Keenam, agama menjadi identitas terkuat masyarakat Papua. Selain etnisitas, agama menjadi identitas terkuat masyarakat Papua. Agama menjadi simbol keyakinan kultural dan identitas masyarakat Papua. Tidak hanya Kristen dan Katolik, Islam pun menjadi identitas warga Papua. Raja Ampat dan Teluk Bintuni menjadi tempat masyarakat Islam tinggal di Papua. Selama ratusan tahun tak pernah ada konflik etnik dan agama di Papua. Di kedua wilayah itu, masyarakat Papua beragama Islam tinggal sebagai mayoritas.
Di berbagai wilayah lain seperti di Pulau Arar, Serui, Biak, juga tumbuh masyarakat Papua Muslim. Tetap tak ada konflik agama di Papua selama ratusan tahun. Baru belakangan ketika para pendatang dengan paham Wahabi masuk ke Papua, pergesekan antar agama menemukan riaknya.
Dulu, ikatan etnis dan budaya menjadi ikatan terpenting eksistensi masyarakat Papua. Belakangan ketika Islam garis keras datang ke Papua, mereka pun dibiarkan oleh masyarakat Papua untuk beribadah dengan bebas dengan kebebasan mendirikan masjid dan mushola di seantero Papua. Kultur dan keyakinan rakyat Papua tentang kehidupan yang harmonis, tanpa memertentangkan agama sebagai masalah pembeda terusik oleh berbagai pandangan tentang agama ‘baru’ wabahiah yang dibawa oleh para pendatang. Ini yang sering menjadi pemicu masalah di berbagai tempat: konflik horizontal yang dibumbui oleh masalah agama sebagai picu.
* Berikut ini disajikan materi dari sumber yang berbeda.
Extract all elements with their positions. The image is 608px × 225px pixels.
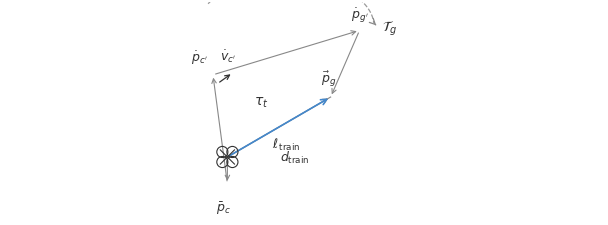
Text: $\bar{p}_c$: $\bar{p}_c$ xyxy=(216,199,230,216)
Text: $\vec{p}_g$: $\vec{p}_g$ xyxy=(321,70,336,89)
Text: $d_{\mathrm{train}}$: $d_{\mathrm{train}}$ xyxy=(280,150,309,166)
Text: $\ell_{\,\mathrm{train}}$: $\ell_{\,\mathrm{train}}$ xyxy=(272,136,300,152)
Text: $\dot{p}_{g^{\prime}}$: $\dot{p}_{g^{\prime}}$ xyxy=(351,6,368,25)
Text: $\dot{v}_{c^{\prime}}$: $\dot{v}_{c^{\prime}}$ xyxy=(220,48,237,64)
Text: $\mathcal{T}_g$: $\mathcal{T}_g$ xyxy=(382,20,397,38)
Text: $\tau_t$: $\tau_t$ xyxy=(254,95,269,110)
Text: $\dot{p}_{c^{\prime}}$: $\dot{p}_{c^{\prime}}$ xyxy=(191,49,208,67)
Ini hal yang baru bagi rakyat Papua – yang sebelumnya persoalan etnis selalu sebagai pemicu perang.
Jadi, konflik di Papua terjadi akibat (1) terkait dengan OPM, (2) masyarakat pendatang belakangan dengan paham Wahabi yang keras yang ‘semaunya’ di Papua, (3) pendekatan etnis dan kultural yang dibelokkan oleh publisitas dan PR oleh OPM untuk kepentingan politik. Publisitas dan PR OPM mengarahkan masyarakat untuk menyoroti ketimpangan penguasaan (4) akses ekonomi yang dikuasai oleh para pendatang dan dianggap (5) menyingkirkan peranan ekonomi masyarakat asli Papua.
Sentimen ekonomi, politik, etnik, dan pendatang dengan kebijakan politik-hukum-ekonomi pemerintah di Papua ini berkembang menjadi isu-isu liar yang selalu dipelintir oleh OPM. Gerakan OPM yang menyusup di seluruh lembaga pemerintahan Papua, gereja, masjid, perusahaan, menjadikan penanganan terhadap keamanan dan ketertiban di Papua menjadi prioritas yang sangat rumit.
Kerusuhan di Tolikara tidak terlepas dari berbagai kepentingan politik-ekonomi yang kompleks yang harus ditangani dengan kebijakan yang tepat oleh Presiden Jokowi. Pelepasan dan pengampunan politik amnesti oleh Presiden Jokowi harus didasarkan kepada pertimbangan tentang ‘kelatenan ideologi makar OPM yang tak bisa dihapuskan’.
Oleh sebab itu, langkah paling tepat yang harus dilakukan oleh Presiden Jokowi yakni dengan melakukan (1) penumpasan secara tegas terhadap OPM, (2) amnesti yang diikuti oleh pengawasan melekat terhadap pentolan OPM, (3) penindakan tegas ketika para terampuni melakukan gerakan makar. Untuk itu maka kebijakan pendekatan politik-kerakyatan oleh Presiden Jokowi patut diperhatikan.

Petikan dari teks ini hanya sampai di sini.